Okinawa, Japan, a subtropical island 67 miles long, was fired upon in 1995-96 with DU weapons during routine testing. The Defense Dept. later admitted that “it was a mistake, the shells were mislabeled.” 1000 DU rounds were fired from Marine Harrier aircraft.

On the small island of Vieques, Puerto Rico, US aircraft have routinely fired DU rounds in munitions testing. DU has possibly been used for a decade, but the Navy only admits to testing in 1999.

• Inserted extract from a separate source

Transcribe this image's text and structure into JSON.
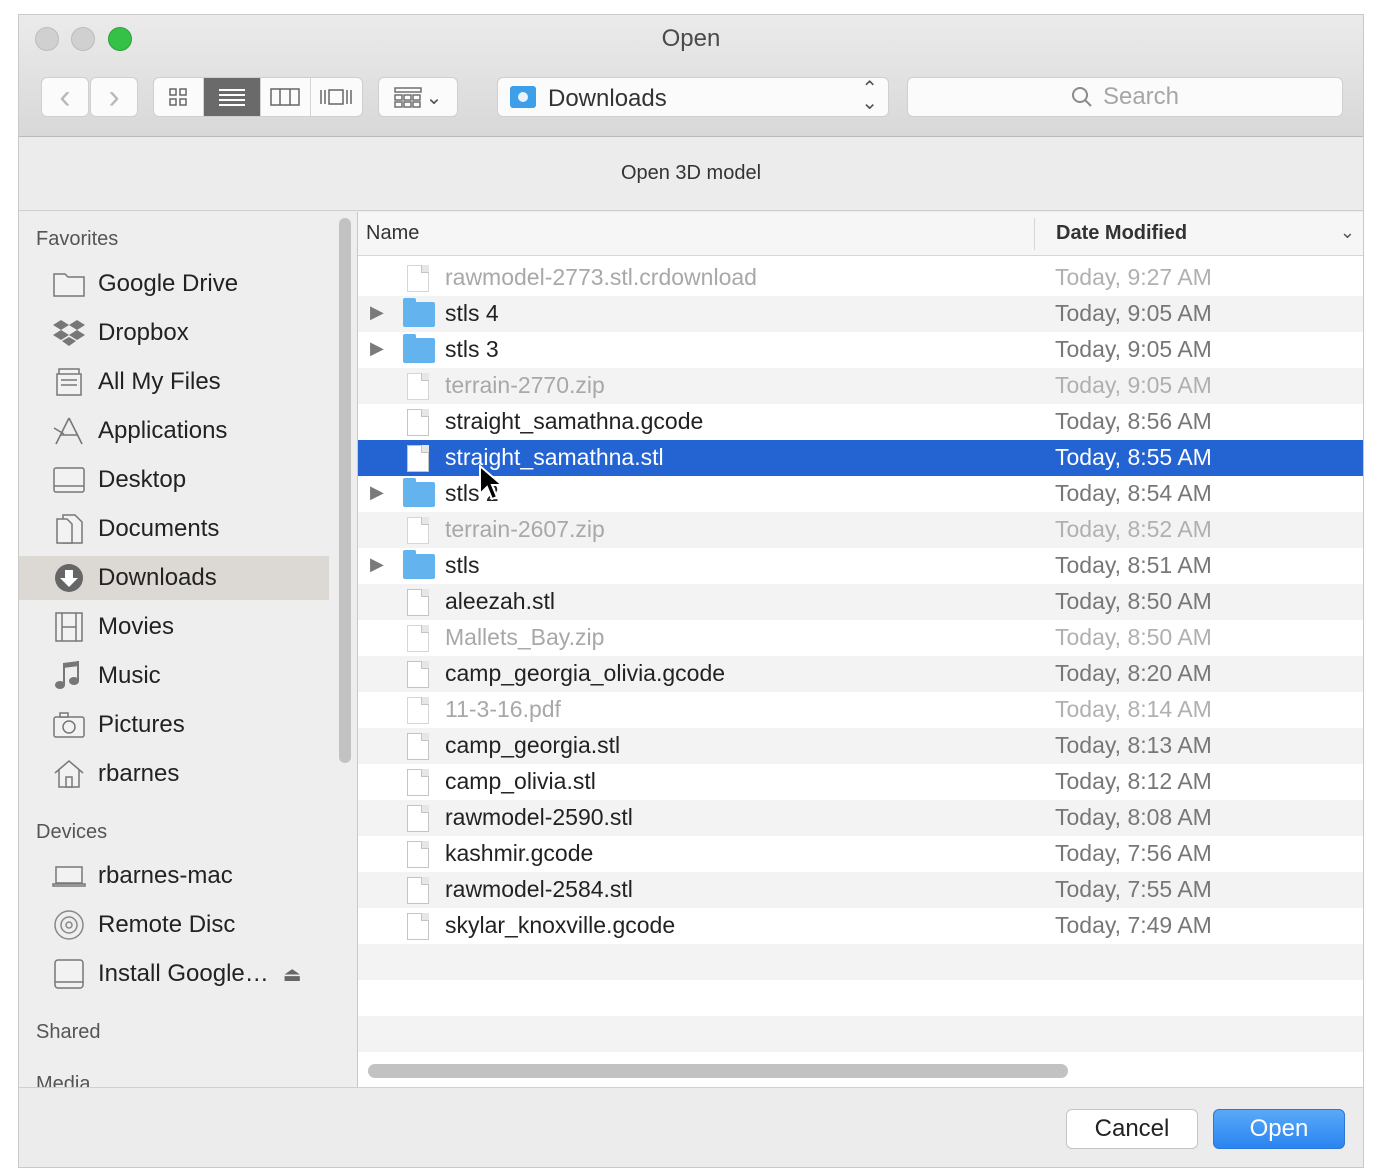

A study of Gulf War vets revealed they are three times more likely to have children born with birth defects. Another study reports 50% more physical abnormalities in their newborns, and a 40% increase of miscarriages of their wives.

Of 251 Gulf War vets in Mississippi, 67% of the children conceived since the war suffered birth defects, including severe eye defects, no eyes, and no ears. There has been a massive increase of cancers since 1991. 24,000 to 25,000 vets died of Gulf War Syndrome. The Pentagon has denied troop exposure to depleted uranium and instead attributed the deaths to smoke from oil well fires, parasites, pesticides, vaccines, and psychological causes. Black and Latino troops are disproportionately at risk on the front lines, walking through invisible clouds of uranium dioxide. Veterans for Constitutional Law says the long-term effect of DU is a virtual death sentence.

The Geneva Protocols prohibit warfare methods that cause unnecessary suffering or inflict lasting, widespread, severe damage to the environment. However, the US has not ratified the Protocol. There has been no significant investigation by the UN, US or UK on the health consequences to civilians associated with toxic munitions. Contaminated soil will not be removed or cleaned. No law requires the US to remediate.

The US exports depleted uranium to Israel, Saudi Arabia, Kuwait, Bahrain, Turkey, Greece, Taiwan, Thailand and South Korea. There are more than 50 DU production sites, and 24 states are involved in DU research, testing and storage. Arsenals of depleted uranium are stockpiled in the UK, France, Russia, Sweden, Greece, Turkey, Israel, Saudi Arabia, Jordan, Bahrain, Egypt, Kuwait, Pakistan, Japan, South Korea, Taiwan and Thailand. Proliferation is inevitable because it reduces DU stockpiles in countries that enrich uranium. DU will be even more openly available in the world market in the future.

Lately Iraqi and British doctors have come forward to campaign the UN for an independent investigation. The Council of Europe has called for ban on manufacture and use of DU, and an EU Parliament Resolution is calling upon member states to propose a moratorium on DU weapons. It is time to heed Einstein’s caution that we require an entirely new pattern of thinking if mankind is to survive.